High School and Prep School
He was a two-year starter at Highland Park High School before spending a postgraduate season at Phillips Exeter Academy, where he set school records in assists. That extra year of prep basketball helped him develop the skills and discipline that eventually got him a look from a Big Ten program.
Walking On at Michigan
Bartelstein then walked on at the University of Michigan, meaning he joined the team without an athletic scholarship and had to earn playing time through effort rather than recruitment. He has said that experience shaped his professional mantra of “think big, act small,” combining ambition with humility.
Captain of a National Runner-Up Team

Bartelstein captained the 2012–13 Michigan Wolverines, a team that included future NBA players Trey Burke and Tim Hardaway Jr. and reached the national championship game. He was also a three-time Academic All-Big Ten honoree, reflecting a balance between basketball commitment and academic performance that would later shape his front-office reputation.
From Player to Front-Office Prospect
Being a walk-on captain on a nationally ranked team gave Bartelstein credibility and relationships within college basketball circles, even though he wasn’t a featured player himself. That network, combined with his family’s sports business background, positioned him for an entry-level front-office opportunity rather than a path toward professional playing.
Career Path: Eight Years With the Detroit Pistons
After college, Bartelstein spent roughly 7.5 to 8 years with the Detroit Pistons in various front-office roles, including assistant to vice chairman Arn Tellem, chief of staff, and assistant general manager. This period gave him hands-on experience in team operations well before he ever took on a CEO title.
Starting From the Bottom
His first task in the NBA was finding a shoe shiner for a friend of Tellem’s, a small, humbling job that Bartelstein has referenced publicly as a reminder of how far removed front-office life is from playing in a national championship game. He’s described the contrast between captaining Michigan and doing administrative errand work as a grounding experience early in his career.

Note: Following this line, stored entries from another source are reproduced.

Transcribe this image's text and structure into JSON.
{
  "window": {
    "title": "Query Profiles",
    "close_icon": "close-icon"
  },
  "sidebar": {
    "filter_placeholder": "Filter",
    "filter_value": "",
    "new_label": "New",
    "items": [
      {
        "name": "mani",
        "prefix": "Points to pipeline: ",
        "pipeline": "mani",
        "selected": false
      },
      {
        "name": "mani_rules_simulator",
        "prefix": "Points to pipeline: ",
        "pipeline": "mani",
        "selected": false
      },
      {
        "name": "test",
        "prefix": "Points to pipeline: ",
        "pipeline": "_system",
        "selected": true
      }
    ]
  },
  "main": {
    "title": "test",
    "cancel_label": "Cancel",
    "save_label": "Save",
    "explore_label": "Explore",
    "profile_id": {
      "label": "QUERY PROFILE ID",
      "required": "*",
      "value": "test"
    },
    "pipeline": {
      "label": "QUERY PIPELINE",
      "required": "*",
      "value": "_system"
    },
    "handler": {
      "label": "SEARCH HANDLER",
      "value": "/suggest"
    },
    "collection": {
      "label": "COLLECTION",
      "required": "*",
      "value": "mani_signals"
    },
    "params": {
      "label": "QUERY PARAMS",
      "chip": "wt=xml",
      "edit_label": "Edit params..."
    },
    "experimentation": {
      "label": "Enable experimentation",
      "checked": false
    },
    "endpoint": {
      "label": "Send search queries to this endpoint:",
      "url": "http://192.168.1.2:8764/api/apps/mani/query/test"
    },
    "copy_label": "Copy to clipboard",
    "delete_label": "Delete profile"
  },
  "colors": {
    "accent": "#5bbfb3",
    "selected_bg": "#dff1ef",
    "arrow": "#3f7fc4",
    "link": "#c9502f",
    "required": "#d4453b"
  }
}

Building Real Front-Office Skills
Over nearly a decade with the Pistons, Bartelstein moved through roles that touched scouting, team operations, and executive decision-making, giving him broad exposure to how an NBA franchise actually runs day to day. That range of experience across departments is often cited as the reason he was considered ready for a CEO role despite his relatively young age.
Becoming Suns CEO in 2023
In April 2023, Phoenix Suns and Mercury owner Mat Ishbia named Bartelstein CEO at age 33, making him one of the youngest executives ever to run an NBA franchise. Ishbia has publicly praised the hire, describing Bartelstein’s work ethic and “people-first” leadership style as central to the organization’s culture. Joe Scaravella net worth
Ishbia’s Public Endorsement
Ishbia has said that hiring Bartelstein was one of the best decisions he’s made since acquiring the Suns and Mercury, specifically citing the “care factor” Bartelstein brings to the organization. That kind of public ownership endorsement is relatively rare for a team CEO and speaks to how quickly Bartelstein earned trust in the role.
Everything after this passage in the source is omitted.